Boyd, Jaskin sizzle as the Caps' fourth line continues to stay ahead of the curve

Fresh off of a third-star recognition, Travis Boyd returned to home ice to score less than eleven minutes into Tuesday night’s game as the Capitals hosted the Detroit Red Wings.

Saturday’s goal, versus Columbus, was the first of Boyd’s career. The fact that his second came not even four days later may seem unusual – but with the Capitals’ fourth line cruising, it’s hardly a surprise.

The fourth line, consisting of Boyd, Nic Dowd, and Dmitrij Jaskin, has been together the past three games since Tom Wilson sustained an upper-body injury and the lineup changed. That version of the fourth line has combined for eight points in three wins. 

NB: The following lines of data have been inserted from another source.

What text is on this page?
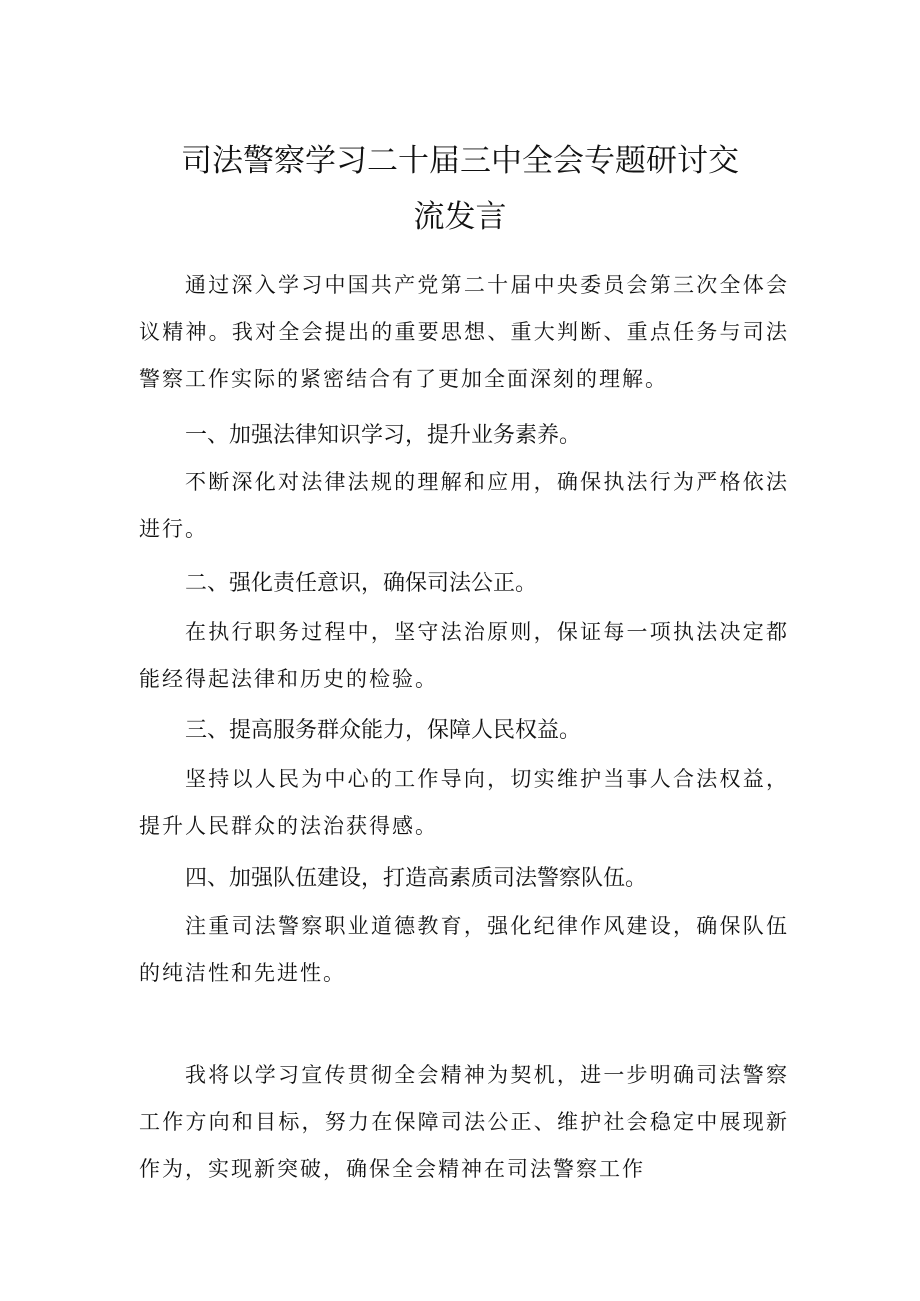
司法警察学习二十届三中全会专题研讨交
流发言

通过深入学习中国共产党第二十届中央委员会第三次全体会议精神。我对全会提出的重要思想、重大判断、重点任务与司法警察工作实际的紧密结合有了更加全面深刻的理解。

一、加强法律知识学习，提升业务素养。

不断深化对法律法规的理解和应用，确保执法行为严格依法进行。

二、强化责任意识，确保司法公正。

在执行职务过程中，坚守法治原则，保证每一项执法决定都能经得起法律和历史的检验。

三、提高服务群众能力，保障人民权益。

坚持以人民为中心的工作导向，切实维护当事人合法权益，提升人民群众的法治获得感。

四、加强队伍建设，打造高素质司法警察队伍。

注重司法警察职业道德教育，强化纪律作风建设，确保队伍的纯洁性和先进性。

我将以学习宣传贯彻全会精神为契机，进一步明确司法警察工作方向和目标，努力在保障司法公正、维护社会稳定中展现新作为，实现新突破，确保全会精神在司法警察工作
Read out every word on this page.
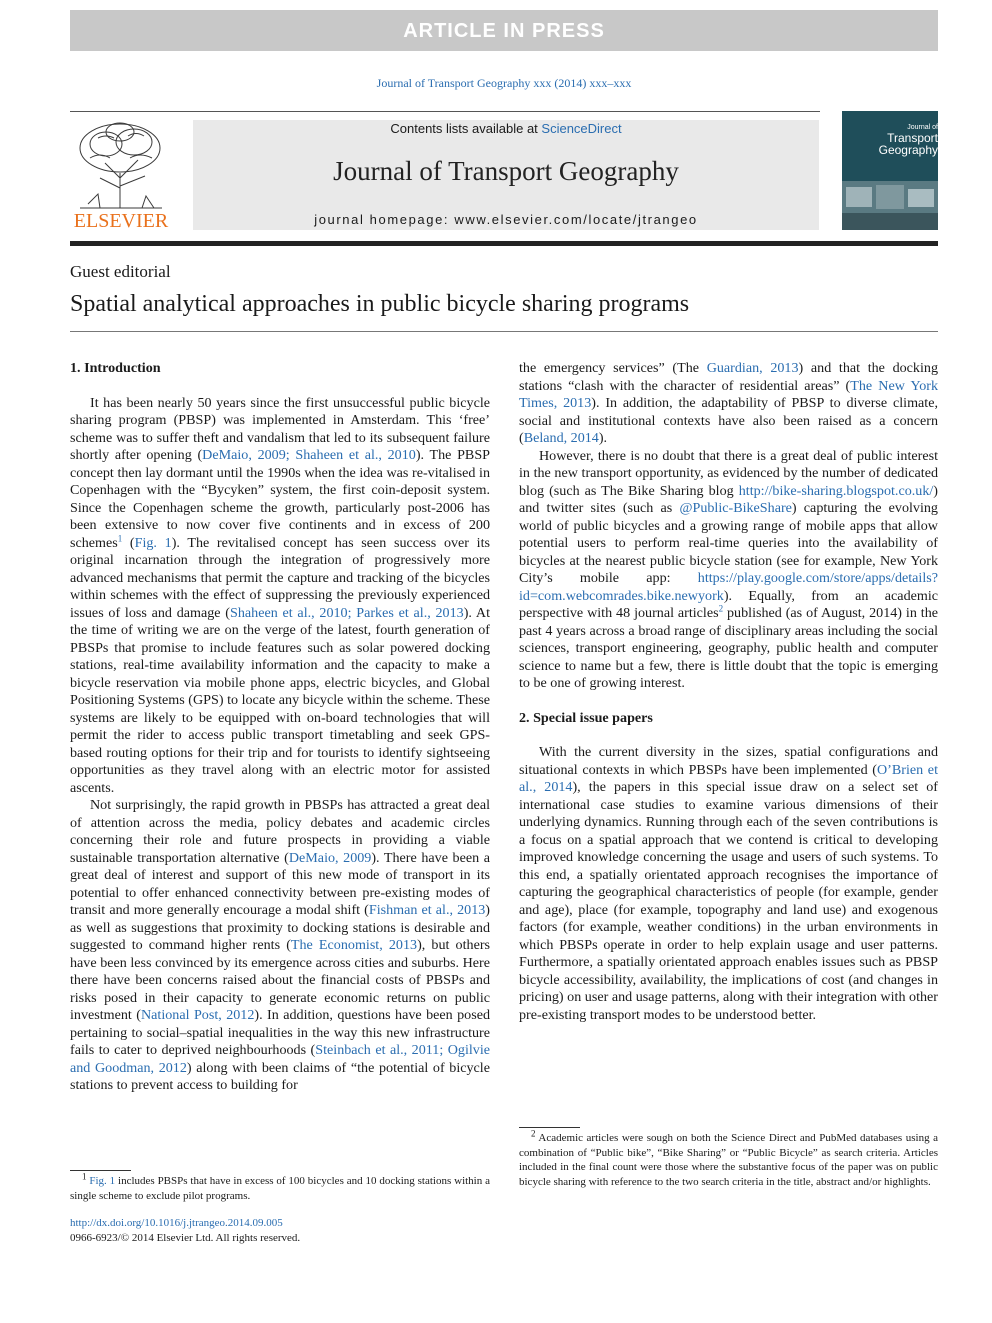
ARTICLE IN PRESS
Journal of Transport Geography xxx (2014) xxx–xxx
ELSEVIER
Contents lists available at ScienceDirect
Journal of Transport Geography
journal homepage: www.elsevier.com/locate/jtrangeo
Journal of
Transport
Geography
Guest editorial
Spatial analytical approaches in public bicycle sharing programs
1. Introduction

It has been nearly 50 years since the first unsuccessful public bicycle sharing program (PBSP) was implemented in Amsterdam. This ‘free’ scheme was to suffer theft and vandalism that led to its subsequent failure shortly after opening (DeMaio, 2009; Shaheen et al., 2010). The PBSP concept then lay dormant until the 1990s when the idea was re-vitalised in Copenhagen with the “Bycyken” system, the first coin-deposit system. Since the Copenhagen scheme the growth, particularly post-2006 has been extensive to now cover five continents and in excess of 200 schemes$^1$ (Fig. 1). The revitalised concept has seen success over its original incarnation through the integration of progressively more advanced mechanisms that permit the capture and tracking of the bicycles within schemes with the effect of suppressing the previously experienced issues of loss and damage (Shaheen et al., 2010; Parkes et al., 2013). At the time of writing we are on the verge of the latest, fourth generation of PBSPs that promise to include features such as solar powered docking stations, real-time availability information and the capacity to make a bicycle reservation via mobile phone apps, electric bicycles, and Global Positioning Systems (GPS) to locate any bicycle within the scheme. These systems are likely to be equipped with on-board technologies that will permit the rider to access public transport timetabling and seek GPS-based routing options for their trip and for tourists to identify sightseeing opportunities as they travel along with an electric motor for assisted ascents.

Not surprisingly, the rapid growth in PBSPs has attracted a great deal of attention across the media, policy debates and academic circles concerning their role and future prospects in providing a viable sustainable transportation alternative (DeMaio, 2009). There have been a great deal of interest and support of this new mode of transport in its potential to offer enhanced connectivity between pre-existing modes of transit and more generally encourage a modal shift (Fishman et al., 2013) as well as suggestions that proximity to docking stations is desirable and suggested to command higher rents (The Economist, 2013), but others have been less convinced by its emergence across cities and suburbs. Here there have been concerns raised about the financial costs of PBSPs and risks posed in their capacity to generate economic returns on public investment (National Post, 2012). In addition, questions have been posed pertaining to social–spatial inequalities in the way this new infrastructure fails to cater to deprived neighbourhoods (Steinbach et al., 2011; Ogilvie and Goodman, 2012) along with been claims of “the potential of bicycle stations to prevent access to building for

the emergency services” (The Guardian, 2013) and that the docking stations “clash with the character of residential areas” (The New York Times, 2013). In addition, the adaptability of PBSP to diverse climate, social and institutional contexts have also been raised as a concern (Beland, 2014).

However, there is no doubt that there is a great deal of public interest in the new transport opportunity, as evidenced by the number of dedicated blog (such as The Bike Sharing blog http://bike-sharing.blogspot.co.uk/) and twitter sites (such as @Public-BikeShare) capturing the evolving world of public bicycles and a growing range of mobile apps that allow potential users to perform real-time queries into the availability of bicycles at the nearest public bicycle station (see for example, New York City’s mobile app: https://play.google.com/store/apps/details?id=com.webcomrades.bike.newyork). Equally, from an academic perspective with 48 journal articles$^2$ published (as of August, 2014) in the past 4 years across a broad range of disciplinary areas including the social sciences, transport engineering, geography, public health and computer science to name but a few, there is little doubt that the topic is emerging to be one of growing interest.

2. Special issue papers

With the current diversity in the sizes, spatial configurations and situational contexts in which PBSPs have been implemented (O’Brien et al., 2014), the papers in this special issue draw on a select set of international case studies to examine various dimensions of their underlying dynamics. Running through each of the seven contributions is a focus on a spatial approach that we contend is critical to developing improved knowledge concerning the usage and users of such systems. To this end, a spatially orientated approach recognises the importance of capturing the geographical characteristics of people (for example, gender and age), place (for example, topography and land use) and exogenous factors (for example, weather conditions) in the urban environments in which PBSPs operate in order to help explain usage and user patterns. Furthermore, a spatially orientated approach enables issues such as PBSP bicycle accessibility, availability, the implications of cost (and changes in pricing) on user and usage patterns, along with their integration with other pre-existing transport modes to be understood better.

$^1$ Fig. 1 includes PBSPs that have in excess of 100 bicycles and 10 docking stations within a single scheme to exclude pilot programs.

$^2$ Academic articles were sough on both the Science Direct and PubMed databases using a combination of “Public bike”, “Bike Sharing” or “Public Bicycle” as search criteria. Articles included in the final count were those where the substantive focus of the paper was on public bicycle sharing with reference to the two search criteria in the title, abstract and/or highlights.

http://dx.doi.org/10.1016/j.jtrangeo.2014.09.005
0966-6923/© 2014 Elsevier Ltd. All rights reserved.
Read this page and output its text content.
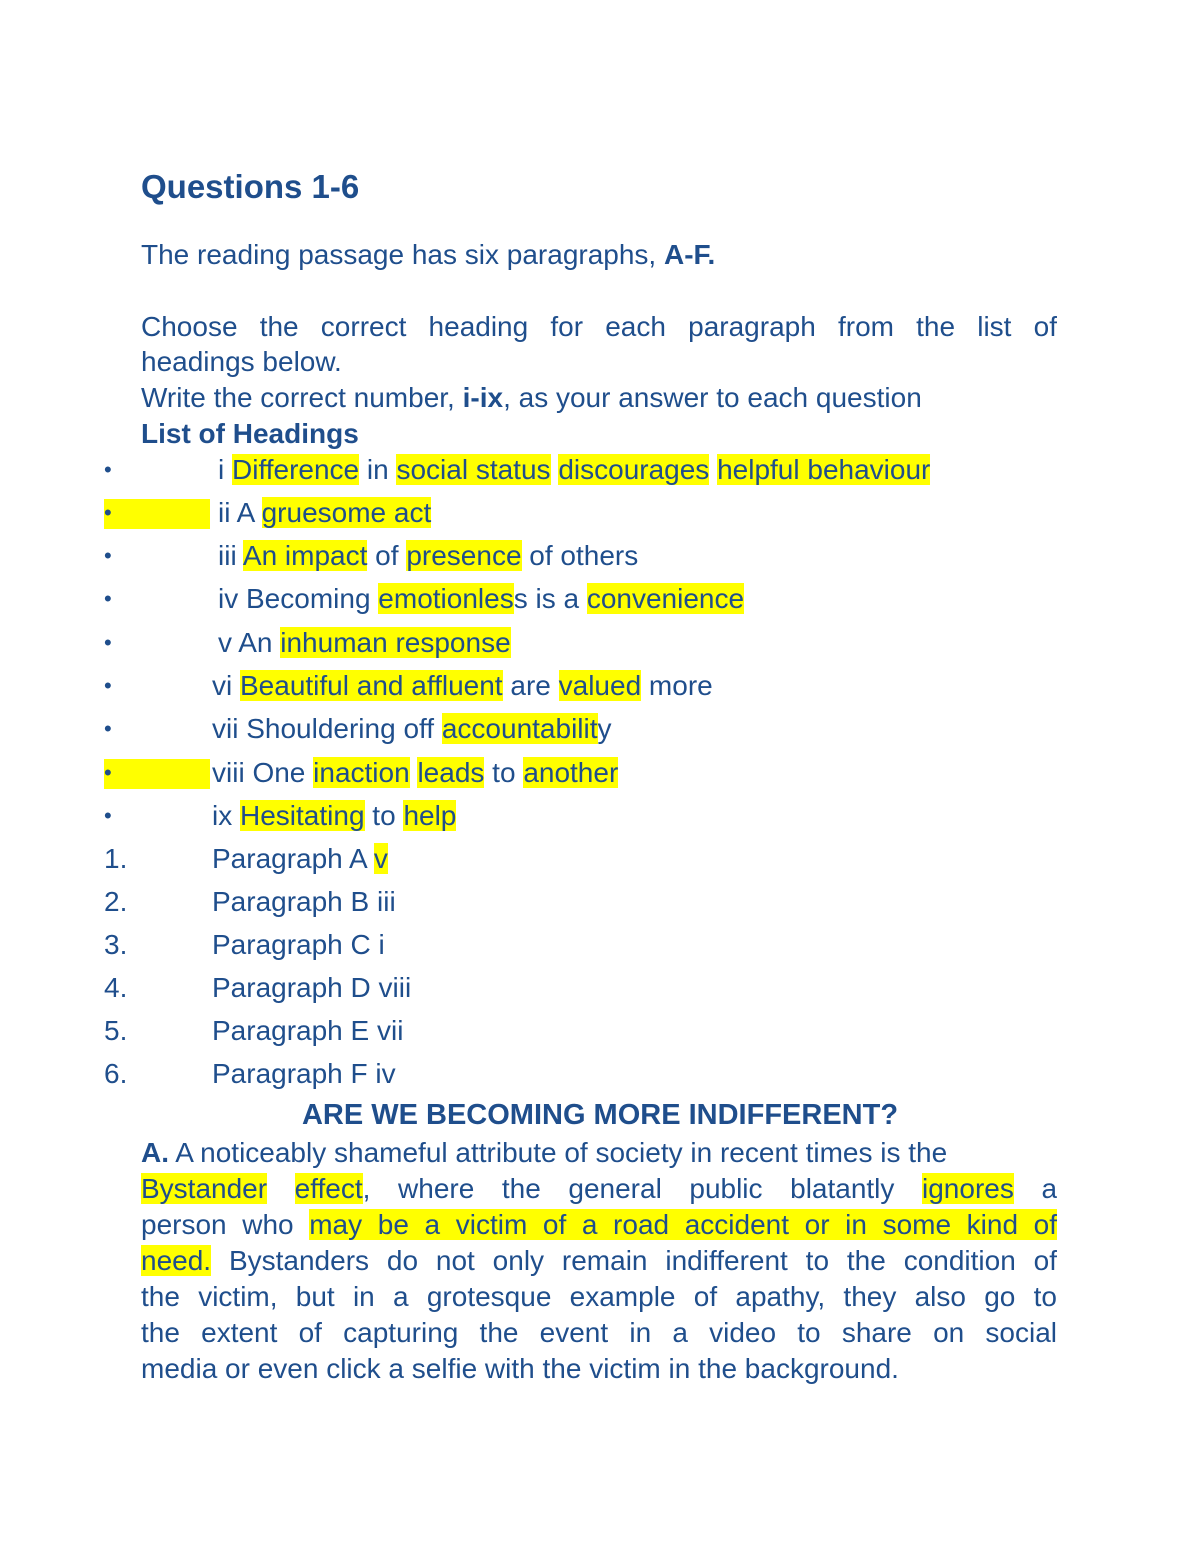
Questions 1-6
The reading passage has six paragraphs, A-F.
Choose the correct heading for each paragraph from the list of
headings below.
Write the correct number, i-ix, as your answer to each question
List of Headings
•	i Difference in social status discourages helpful behaviour
•	ii A gruesome act
•	iii An impact of presence of others
•	iv Becoming emotionless is a convenience
•	v An inhuman response
•	vi Beautiful and affluent are valued more
•	vii Shouldering off accountability
•	viii One inaction leads to another
•	ix Hesitating to help
1.	Paragraph A v
2.	Paragraph B iii
3.	Paragraph C i
4.	Paragraph D viii
5.	Paragraph E vii
6.	Paragraph F iv
ARE WE BECOMING MORE INDIFFERENT?
A. A noticeably shameful attribute of society in recent times is the
Bystander effect, where the general public blatantly ignores a
person who may be a victim of a road accident or in some kind of
need. Bystanders do not only remain indifferent to the condition of
the victim, but in a grotesque example of apathy, they also go to
the extent of capturing the event in a video to share on social
media or even click a selfie with the victim in the background.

Dowd has had the most sustained success with seven points in his past nine games (three goals, four assists) - though not all of that came with Jaskin and Boyd. But together the trio continues to show that it shouldn’t be overlooked with significant contributions towards the team’s scoring.

“I think right now we're just having fun together,” Boyd said after the 6-2 win against the Red Wings. “It's kind of funny, you play games and you start making plays together and all of a sudden, it's kind of like a snowball effect. The more plays you make, the more confidence you get and it just kind of keeps going.”

The fourth line’s newfound confidence – and the fun they’re having with it – is tangible. Jaskin, after chipping past Detroit defenseman Mike Green, hustled to avoid an icing call and then helped feed Dowd, who passed to Boyd for a goal that put Washington ahead 2-0 just 10:50 into the game. 

The play looked effortless – so much so that the Red Wings were frustrated by the end of the first, down 3-0. It wasn’t until the third period that Detroit was finally able to get on the board thanks to a goal by Dylan Larkin that held up after a coach’s challenge for goalie interference.

Larkin spoke to the struggle to counter Washington’s fourth line’s success..

“There’s no bad players in this league,” Larkin said. “Whoever scores, it’s disappointing. But the next shift is the most important. We got penned in our zone a little too much tonight.”

Capitals coach Todd Reirden had high praise for the line’s developing chemistry.

“[There’s] a lot of chemistry,” Reirden said. “They're playing well and it’s great to see them get rewarded, and they could have had a couple more. They play the right way for the most part.”

Though Boyd, Dowd, and Jaskin have been outstanding in the past few games, it isn’t a completely new development, but rather, an improvement on a larger goal.

“It's something talked about in the summer,” Reirden said. “[There’s an] importance of having depth scoring and I think that was something we struggled with in the first 10 games of the year, getting scoring from that bottom six. Now it's been a really big part of our success.“

As the league evolves, requiring more skill and versatility from more players, Reirden remains positive that the Caps are ahead of the curve.

“The days of just having a fourth line guy that would be your tough guy, that's kind of gone away,” Reirden said. “I think where we're headed, [if] you can get offensive production from that fourth line, you become a very difficult team to match up against. That's a luxury as a coach if you can have that type of depth. Credit all goes to how our players have bought in and taken advantage of their opportunities. They've been given them, they've earned and deserved to be in that situation they're in right now.”